Sunday, September 13, 2009

Sometimes simple tastes are the best



Best Vanilla Pound Cake - February 6, 2009


This recipe really is the best vanilla pound cake I've made or tasted. It has a nice dense crumb like all good pound cakes should and it's rich with butter and vanilla. It looks so deceptively simple but the appeal is all in the flavor. If you like butter, this is your cake. I even prefer this cake over a chocolate cake.
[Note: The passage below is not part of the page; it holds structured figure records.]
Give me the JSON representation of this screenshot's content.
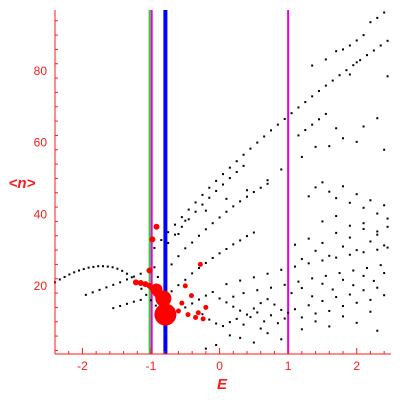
{
  "chart_data": {
    "type": "scatter",
    "title": "",
    "xlabel": "E",
    "ylabel": "<n>",
    "xlim": [
      -2.4,
      2.5
    ],
    "ylim": [
      1,
      97
    ],
    "xticks": [
      -2,
      -1,
      0,
      1,
      2
    ],
    "yticks": [
      20,
      40,
      60,
      80
    ],
    "axis_color": "#ff1a1a",
    "vertical_lines": [
      {
        "x": -1.02,
        "color": "#33cc33"
      },
      {
        "x": -0.99,
        "color": "#e600e6"
      },
      {
        "x": -0.79,
        "color": "#0000ff"
      },
      {
        "x": 1.0,
        "color": "#e600e6"
      }
    ],
    "series": [
      {
        "color": "#000000",
        "points": [
          [
            -2.4,
            21.0
          ],
          [
            -2.33,
            21.8
          ],
          [
            -2.26,
            22.5
          ],
          [
            -2.19,
            23.2
          ],
          [
            -2.12,
            23.8
          ],
          [
            -2.05,
            24.3
          ],
          [
            -1.98,
            24.7
          ],
          [
            -1.91,
            25.1
          ],
          [
            -1.84,
            25.3
          ],
          [
            -1.77,
            25.5
          ],
          [
            -1.7,
            25.5
          ],
          [
            -1.63,
            25.4
          ],
          [
            -1.56,
            25.2
          ],
          [
            -1.49,
            24.8
          ],
          [
            -1.42,
            24.2
          ],
          [
            -1.35,
            23.4
          ],
          [
            -1.28,
            22.4
          ],
          [
            -1.21,
            21.0
          ],
          [
            -1.14,
            19.2
          ],
          [
            -1.07,
            17.5
          ],
          [
            -1.0,
            16.0
          ],
          [
            -0.93,
            14.5
          ],
          [
            -1.95,
            17.5
          ],
          [
            -1.85,
            18.2
          ],
          [
            -1.75,
            18.9
          ],
          [
            -1.65,
            19.6
          ],
          [
            -1.55,
            20.3
          ],
          [
            -1.45,
            21.0
          ],
          [
            -1.35,
            21.8
          ],
          [
            -1.25,
            22.6
          ],
          [
            -1.15,
            23.4
          ],
          [
            -1.05,
            24.3
          ],
          [
            -0.95,
            25.2
          ],
          [
            -1.55,
            13.8
          ],
          [
            -1.45,
            14.4
          ],
          [
            -1.35,
            15.0
          ],
          [
            -1.25,
            15.6
          ],
          [
            -1.15,
            16.1
          ],
          [
            -0.95,
            30.6
          ],
          [
            -0.85,
            32.8
          ],
          [
            -0.75,
            35.0
          ],
          [
            -0.65,
            37.1
          ],
          [
            -0.55,
            39.2
          ],
          [
            -0.45,
            41.3
          ],
          [
            -0.35,
            43.3
          ],
          [
            -0.25,
            45.4
          ],
          [
            -0.15,
            47.4
          ],
          [
            -0.05,
            49.3
          ],
          [
            0.05,
            51.2
          ],
          [
            0.15,
            53.0
          ],
          [
            0.25,
            54.8
          ],
          [
            0.35,
            56.6
          ],
          [
            0.45,
            58.3
          ],
          [
            0.55,
            60.0
          ],
          [
            0.65,
            61.7
          ],
          [
            0.75,
            63.4
          ],
          [
            0.85,
            65.0
          ],
          [
            0.95,
            66.6
          ],
          [
            1.05,
            68.2
          ],
          [
            1.15,
            69.8
          ],
          [
            1.25,
            71.3
          ],
          [
            1.35,
            72.9
          ],
          [
            1.45,
            74.4
          ],
          [
            1.55,
            75.9
          ],
          [
            1.65,
            77.3
          ],
          [
            1.75,
            78.8
          ],
          [
            1.85,
            80.2
          ],
          [
            1.95,
            81.6
          ],
          [
            2.05,
            83.0
          ],
          [
            2.15,
            84.4
          ],
          [
            2.25,
            85.7
          ],
          [
            2.35,
            87.1
          ],
          [
            2.45,
            88.4
          ],
          [
            -0.75,
            32.0
          ],
          [
            -0.65,
            34.3
          ],
          [
            -0.55,
            36.5
          ],
          [
            -0.45,
            38.6
          ],
          [
            -0.35,
            40.7
          ],
          [
            -0.25,
            42.7
          ],
          [
            -0.15,
            44.6
          ],
          [
            -0.05,
            46.5
          ],
          [
            0.05,
            48.3
          ],
          [
            0.15,
            50.1
          ],
          [
            0.25,
            51.8
          ],
          [
            0.35,
            53.5
          ],
          [
            1.15,
            62.0
          ],
          [
            1.25,
            63.5
          ],
          [
            1.35,
            65.0
          ],
          [
            1.45,
            66.5
          ],
          [
            1.55,
            68.0
          ],
          [
            1.7,
            85.5
          ],
          [
            1.8,
            86.0
          ],
          [
            1.9,
            87.1
          ],
          [
            2.0,
            88.5
          ],
          [
            2.1,
            90.0
          ],
          [
            2.2,
            93.6
          ],
          [
            2.3,
            94.8
          ],
          [
            2.4,
            96.3
          ],
          [
            1.35,
            81.5
          ],
          [
            1.55,
            83.2
          ],
          [
            1.9,
            79.0
          ],
          [
            2.0,
            82.4
          ],
          [
            2.45,
            78.5
          ],
          [
            1.6,
            59.0
          ],
          [
            1.8,
            61.2
          ],
          [
            2.1,
            64.5
          ],
          [
            2.3,
            66.8
          ],
          [
            -0.6,
            34.5
          ],
          [
            -0.5,
            38.2
          ],
          [
            -0.2,
            41.0
          ],
          [
            0.1,
            44.3
          ],
          [
            0.4,
            46.7
          ],
          [
            0.7,
            49.5
          ],
          [
            0.9,
            52.5
          ],
          [
            1.2,
            56.0
          ],
          [
            1.4,
            58.8
          ],
          [
            1.7,
            64.0
          ],
          [
            2.0,
            60.2
          ],
          [
            2.4,
            58.0
          ],
          [
            -0.9,
            22.5
          ],
          [
            -0.7,
            26.0
          ],
          [
            -0.6,
            28.3
          ],
          [
            -0.5,
            30.5
          ],
          [
            -0.4,
            32.1
          ],
          [
            -0.3,
            34.0
          ],
          [
            -0.2,
            35.8
          ],
          [
            -0.1,
            37.5
          ],
          [
            0.0,
            39.1
          ],
          [
            0.1,
            40.7
          ],
          [
            0.2,
            42.2
          ],
          [
            0.3,
            43.6
          ],
          [
            0.4,
            44.9
          ],
          [
            0.5,
            46.2
          ],
          [
            0.6,
            47.4
          ],
          [
            0.7,
            48.5
          ],
          [
            1.3,
            45.0
          ],
          [
            1.4,
            47.5
          ],
          [
            1.5,
            48.9
          ],
          [
            1.6,
            46.3
          ],
          [
            1.7,
            44.5
          ],
          [
            1.8,
            47.8
          ],
          [
            1.9,
            43.2
          ],
          [
            2.0,
            45.6
          ],
          [
            2.1,
            41.8
          ],
          [
            2.2,
            43.9
          ],
          [
            2.3,
            40.2
          ],
          [
            2.4,
            42.5
          ],
          [
            2.45,
            38.8
          ],
          [
            1.5,
            38.0
          ],
          [
            1.7,
            39.5
          ],
          [
            1.9,
            36.8
          ],
          [
            2.1,
            37.5
          ],
          [
            2.3,
            35.2
          ],
          [
            -0.7,
            18.5
          ],
          [
            -0.6,
            20.2
          ],
          [
            -0.5,
            21.7
          ],
          [
            -0.4,
            23.5
          ],
          [
            -0.3,
            25.0
          ],
          [
            -0.2,
            26.4
          ],
          [
            -0.1,
            27.8
          ],
          [
            0.0,
            29.1
          ],
          [
            0.1,
            30.3
          ],
          [
            0.2,
            31.6
          ],
          [
            0.3,
            32.7
          ],
          [
            0.4,
            33.9
          ],
          [
            0.5,
            34.9
          ],
          [
            0.1,
            20.5
          ],
          [
            0.3,
            21.5
          ],
          [
            0.5,
            22.4
          ],
          [
            0.7,
            23.4
          ],
          [
            0.9,
            24.5
          ],
          [
            1.1,
            25.4
          ],
          [
            1.3,
            26.3
          ],
          [
            1.5,
            27.1
          ],
          [
            1.7,
            27.9
          ],
          [
            1.9,
            28.7
          ],
          [
            2.1,
            29.4
          ],
          [
            2.3,
            30.1
          ],
          [
            2.45,
            30.7
          ],
          [
            0.2,
            17.0
          ],
          [
            0.35,
            18.0
          ],
          [
            0.55,
            18.8
          ],
          [
            0.75,
            19.5
          ],
          [
            0.95,
            20.3
          ],
          [
            1.15,
            21.2
          ],
          [
            1.35,
            22.1
          ],
          [
            1.55,
            22.8
          ],
          [
            1.75,
            23.6
          ],
          [
            1.95,
            24.3
          ],
          [
            2.15,
            25.0
          ],
          [
            2.35,
            25.8
          ],
          [
            -0.5,
            14.0
          ],
          [
            -0.4,
            15.1
          ],
          [
            -0.3,
            16.2
          ],
          [
            -0.2,
            17.3
          ],
          [
            -0.1,
            18.3
          ],
          [
            0.0,
            16.5
          ],
          [
            0.1,
            15.4
          ],
          [
            0.2,
            14.2
          ],
          [
            0.3,
            13.1
          ],
          [
            0.4,
            12.0
          ],
          [
            0.5,
            13.7
          ],
          [
            0.6,
            15.2
          ],
          [
            0.7,
            16.3
          ],
          [
            0.8,
            14.8
          ],
          [
            0.9,
            13.3
          ],
          [
            1.0,
            12.5
          ],
          [
            -0.35,
            11.5
          ],
          [
            -0.25,
            12.1
          ],
          [
            -0.15,
            10.6
          ],
          [
            -0.05,
            9.5
          ],
          [
            0.05,
            8.8
          ],
          [
            0.15,
            9.9
          ],
          [
            0.25,
            10.8
          ],
          [
            0.35,
            9.2
          ],
          [
            0.45,
            11.3
          ],
          [
            0.55,
            12.6
          ],
          [
            0.65,
            10.1
          ],
          [
            0.75,
            11.8
          ],
          [
            0.85,
            9.6
          ],
          [
            0.95,
            10.9
          ],
          [
            1.1,
            13.5
          ],
          [
            1.2,
            11.2
          ],
          [
            1.3,
            14.6
          ],
          [
            1.4,
            12.3
          ],
          [
            1.5,
            15.8
          ],
          [
            1.6,
            13.0
          ],
          [
            1.7,
            16.9
          ],
          [
            1.8,
            14.4
          ],
          [
            1.9,
            17.6
          ],
          [
            2.0,
            15.3
          ],
          [
            2.1,
            18.8
          ],
          [
            2.2,
            16.1
          ],
          [
            2.3,
            19.5
          ],
          [
            2.4,
            17.4
          ],
          [
            1.05,
            18.0
          ],
          [
            1.2,
            19.4
          ],
          [
            1.35,
            17.1
          ],
          [
            1.5,
            20.6
          ],
          [
            1.65,
            19.0
          ],
          [
            1.8,
            21.7
          ],
          [
            1.95,
            20.2
          ],
          [
            2.1,
            22.8
          ],
          [
            2.25,
            21.4
          ],
          [
            2.4,
            23.6
          ],
          [
            1.1,
            31.5
          ],
          [
            1.3,
            33.2
          ],
          [
            1.5,
            32.0
          ],
          [
            1.7,
            34.8
          ],
          [
            1.9,
            33.5
          ],
          [
            2.1,
            35.9
          ],
          [
            2.3,
            34.3
          ],
          [
            2.45,
            36.5
          ],
          [
            1.2,
            27.5
          ],
          [
            1.4,
            29.8
          ],
          [
            1.6,
            28.4
          ],
          [
            1.8,
            31.0
          ],
          [
            2.0,
            30.0
          ],
          [
            2.2,
            32.4
          ],
          [
            2.4,
            31.3
          ],
          [
            -0.05,
            3.5
          ],
          [
            -0.2,
            2.5
          ],
          [
            0.3,
            5.5
          ],
          [
            0.5,
            4.2
          ],
          [
            0.7,
            6.8
          ],
          [
            0.9,
            5.1
          ],
          [
            1.2,
            7.9
          ],
          [
            1.6,
            8.7
          ],
          [
            2.0,
            9.7
          ],
          [
            2.3,
            7.5
          ],
          [
            0.15,
            6.2
          ],
          [
            0.6,
            8.1
          ],
          [
            1.4,
            10.1
          ],
          [
            1.8,
            11.5
          ],
          [
            2.2,
            12.8
          ]
        ]
      },
      {
        "color": "#ff0000",
        "points": [
          [
            -1.22,
            21.0
          ],
          [
            -1.15,
            20.8
          ],
          [
            -1.08,
            20.5
          ],
          [
            -1.02,
            20.0
          ],
          [
            -0.98,
            19.4
          ],
          [
            -0.96,
            18.6
          ],
          [
            -0.93,
            17.9
          ],
          [
            -0.9,
            17.1
          ],
          [
            -0.86,
            16.4
          ],
          [
            -0.98,
            33.0
          ],
          [
            -0.92,
            36.5
          ],
          [
            -1.02,
            24.3
          ],
          [
            -0.6,
            13.0
          ],
          [
            -0.55,
            15.2
          ],
          [
            -0.5,
            20.0
          ],
          [
            -0.46,
            12.0
          ],
          [
            -0.41,
            17.3
          ],
          [
            -0.35,
            11.2
          ],
          [
            -0.31,
            12.5
          ],
          [
            -0.28,
            26.0
          ],
          [
            -0.24,
            10.8
          ],
          [
            -0.2,
            14.0
          ]
        ],
        "sizes": [
          3,
          3,
          3,
          3,
          3,
          3,
          3,
          3,
          3,
          3,
          3,
          3,
          2.5,
          2.5,
          2.5,
          2.5,
          2.5,
          2.5,
          2.5,
          2.5,
          2.5,
          2.5
        ]
      },
      {
        "color": "#ff0000",
        "points": [
          [
            -0.79,
            12.0
          ],
          [
            -0.82,
            16.5
          ],
          [
            -0.92,
            19.0
          ]
        ],
        "sizes": [
          11,
          8,
          6
        ]
      }
    ]
  }
}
The recipe is from The Country Baking Treasury by Lisa Yockelson. I don't know if it's even in print anymore but I found this modest little book in a bookstore in the bargain aisle. Best $5 I've ever spent as every recipe I've made from it has turned out really well. Lisa Yockelson has published other cookbooks that I also bought and she scores every time. I think there are probably only a few recipes I've made from her cookbooks that haven't turned out but dozens of others have and some have become my favorites. Considering how much baking I've done, that says a lot. I think my favorite aspect of this cake is how simple it is but I just enjoy the simple, good taste of it. Nothing fancy, no frosting or glaze, no chips or nuts, just a good simple vanilla butter cake. Sometimes simple is the best. The key to a good pound cake is creaming together the ingredients and making sure you beat in enough air when you cream the butter and sugar together. Don't skimp on this part. If you have a stand mixer, use it. Pound cakes are also one reason why I love my Kitchenaid mixer - makes it effortless.

3 cups unsifted all-purpose flour
½ teaspoon baking powder
¾ teaspoon salt
1½ cups (3 sticks) unsalted butter, softened at room temperature
2¾ cups vanilla-scented granulated sugar
Seed scrapings from 1 vanilla bean
5 jumbo eggs, at room temperature
1½ tablespoons pure vanilla extract
1 cup milk, at room temperature
Confectioners’ sugar for dusting, optional
  1. Lightly butter and flour a 10-inch tube pan or a 10-inch fluted Bundt pan. Preheat the oven to 325˚F.
  2. Resift the flour with the baking powder and salt onto a large sheet of waxed paper. Cream the butter in the large bowl of an electric mixer on moderately high speed for 3 minutes. Beat in the sugar in 3 additions, beating for 1 minute after each portion has been added. Blend in the vanilla bean scrapings. Beat on high speed for 1-2 minutes.
  3. With the mixer on moderate speed, beat in the eggs, one at a time, blending well after each one; scrape down the sides of the mixing bowl frequently to keep the mixture even textured. With the mixer on low speed, alternately add the flour mixture in 3 additions and the milk in 2 additions, beginning and ending with flour. Pour and scrape batter into the prepared pan.
  4. Bake the cake on the lower-third-level rack of the preheated oven for 1 hour and 10 minutes to 1 hour and 15 minutes or until golden on top and a wooden pick inserted in the middles of the cake comes out clean and dry.
  5. Let cool in the pan on a wire rack for 10 minutes. Gently loosen the sides of the cake from the pan with a thin, flexible palette knife. Invert onto a second cooling rack, then invert again to cool right side up. Dust the top of the cake with sifted confectioners’ sugar if desired.